Test Evaluation Research Group, Institute of Applied Health Research, University of Birmingham, Birmingham, United Kingdom.
NIHR Birmingham Biomedical Research Centre, University Hospitals Birmingham NHS Foundation Trust and University of Birmingham, Birmingham, United Kingdom.
Br J Radiol. 2023 Aug;96(1148):20220972. doi: 10.1259/bjr.20220972. Epub 2023 Jun 29.
To review the methodology of interobserver variability studies; including current practice and quality of conducting and reporting studies.
Interobserver variability studies between January 2019 and January 2020 were included; extracted data comprised of study characteristics, populations, variability measures, key results, and conclusions. Risk of bias was assessed using the COSMIN tool for assessing reliability and measurement error.
Seventy-nine full-text studies were included covering various imaging tests and clinical areas. The median number of patients was 47 (IQR:23-88), and observers were 4 (IQR:2-7), with sample size justified in 12 (15%) studies. Most studies used static images ( = 75, 95%), where all observers interpreted images for all patients ( = 67, 85%). Intraclass correlation coefficients (ICC) ( = 41, 52%), Kappa (κ) statistics ( = 31, 39%) and percentage agreement ( = 15, 19%) were most commonly used. Interpretation of variability estimates often did not correspond with study conclusions. The COSMIN risk of bias tool gave a very good/adequate rating for 52 studies (66%) including any studies that used variability measures listed in the tool. For studies using static images, some study design standards were not applicable and did not contribute to the overall rating.
Interobserver variability studies have diverse study designs and methods, the impact of which requires further evaluation. Sample size for patients and observers was often small without justification. Most studies report ICC and κ values, which did not always coincide with the study conclusion. High ratings were assigned to many studies using the COSMIN risk of bias tool, with certain standards scored 'not applicable' when static images were used.
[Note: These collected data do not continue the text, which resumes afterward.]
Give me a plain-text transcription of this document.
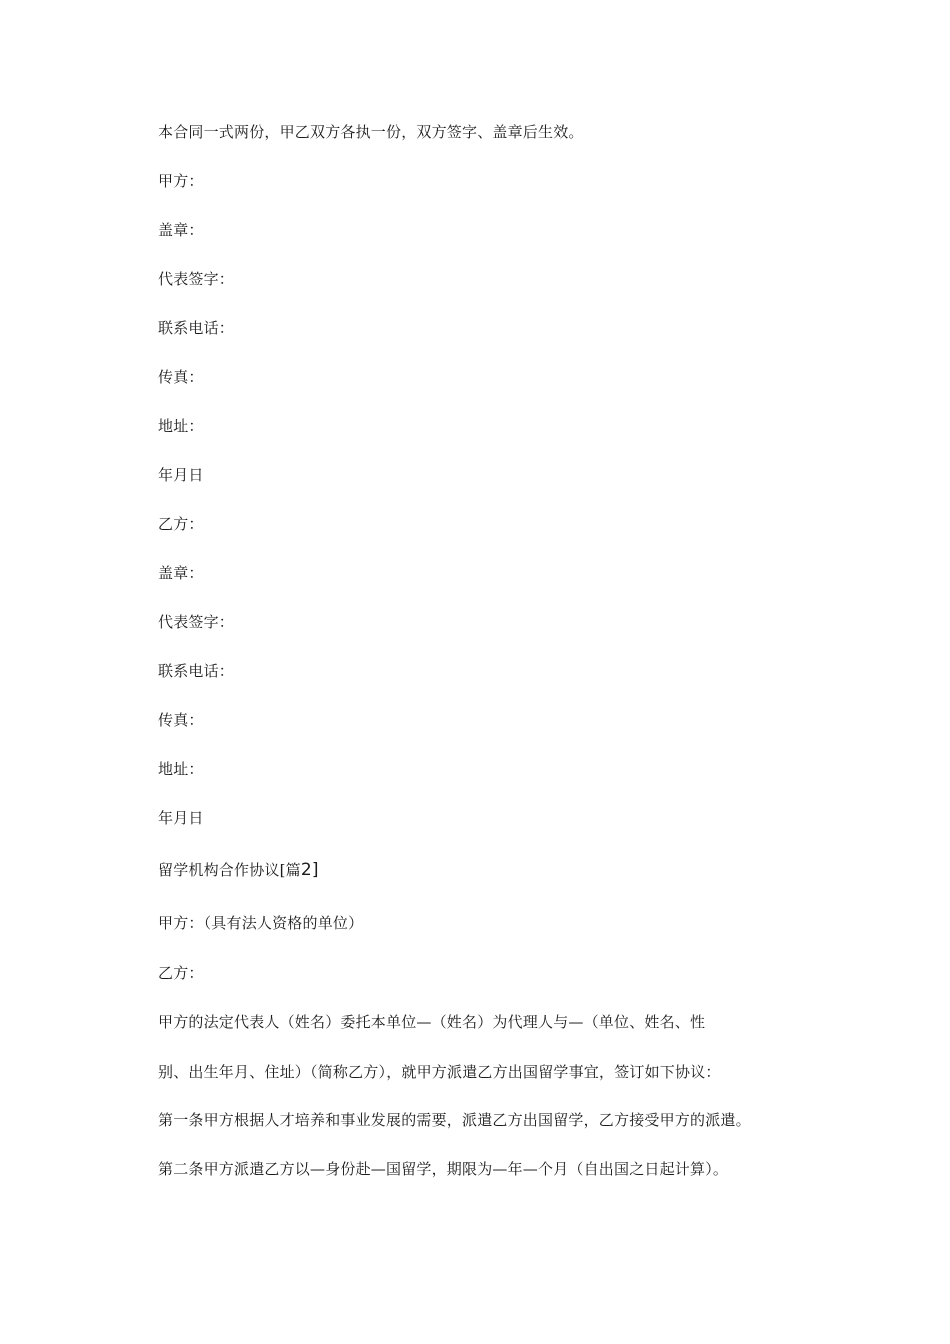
本合同一式两份，甲乙双方各执一份，双方签字、盖章后生效。
甲方：
盖章：
代表签字：
联系电话：
传真：
地址：
年月日
乙方：
盖章：
代表签字：
联系电话：
传真：
地址：
年月日
留学机构合作协议[篇2]
甲方：（具有法人资格的单位）
乙方：
甲方的法定代表人（姓名）委托本单位—（姓名）为代理人与—（单位、姓名、性
别、出生年月、住址）（简称乙方），就甲方派遣乙方出国留学事宜，签订如下协议：
第一条甲方根据人才培养和事业发展的需要，派遣乙方出国留学，乙方接受甲方的派遣。
第二条甲方派遣乙方以—身份赴—国留学，期限为—年—个月（自出国之日起计算）。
The sample size for both patients and observers was often small without justification. For most studies, observers interpreted static images and did not evaluate the process of acquiring the imaging test, meaning it was not possible to assess many COSMIN risk of bias standards for studies with this design. Most studies reported intraclass correlation coefficient and κ statistics; study conclusions often did not correspond with results.
回顾观察者间变异性研究的方法学;包括当前的实践和研究的开展及报告质量。
纳入了 2019 年 1 月至 2020 年 1 月的观察者间变异性研究;提取的数据包括研究特征、人群、变异性测量、主要结果和结论。使用 COSMIN 工具评估可靠性和测量误差来评估偏倚风险。
纳入了 79 项涵盖各种影像学检查和临床领域的全文研究。患者的中位数为 47 例(IQR:23-88),观察者中位数为 4 名(IQR:2-7),12 项研究(15%)中样本量合理。大多数研究使用静态图像(n=75,95%),所有观察者均对所有患者的图像进行解读(n=67,85%)。最常使用的是组内相关系数(ICC)(n=41,52%)、Kappa(κ)统计量(n=31,39%)和百分比一致率(n=15,19%)。观察者间变异性估计的解读结果往往与研究结论不符。COSMIN 偏倚风险工具对 52 项研究(66%)进行了很好/充分的评估,其中包括使用该工具中列出的变异性测量指标的研究。对于使用静态图像的研究,一些研究设计标准不适用,且对整体评分无影响。
观察者间变异性研究的研究设计和方法多种多样,其影响需要进一步评估。患者和观察者的样本量通常较小,且无充分依据。大多数研究报告 ICC 和 κ 值,这些值并不总是与研究结论一致。使用 COSMIN 偏倚风险工具对许多研究进行了较高评分,但当使用静态图像时,某些标准被评为“不适用”。
患者和观察者的样本量通常较小,且无充分依据。对于大多数研究,观察者解读静态图像,并未评估获取影像学检查的过程,因此对于这种设计的研究,无法评估 COSMIN 偏倚风险标准的许多方面。大多数研究报告了组内相关系数和 κ 统计量;研究结论往往与结果不符。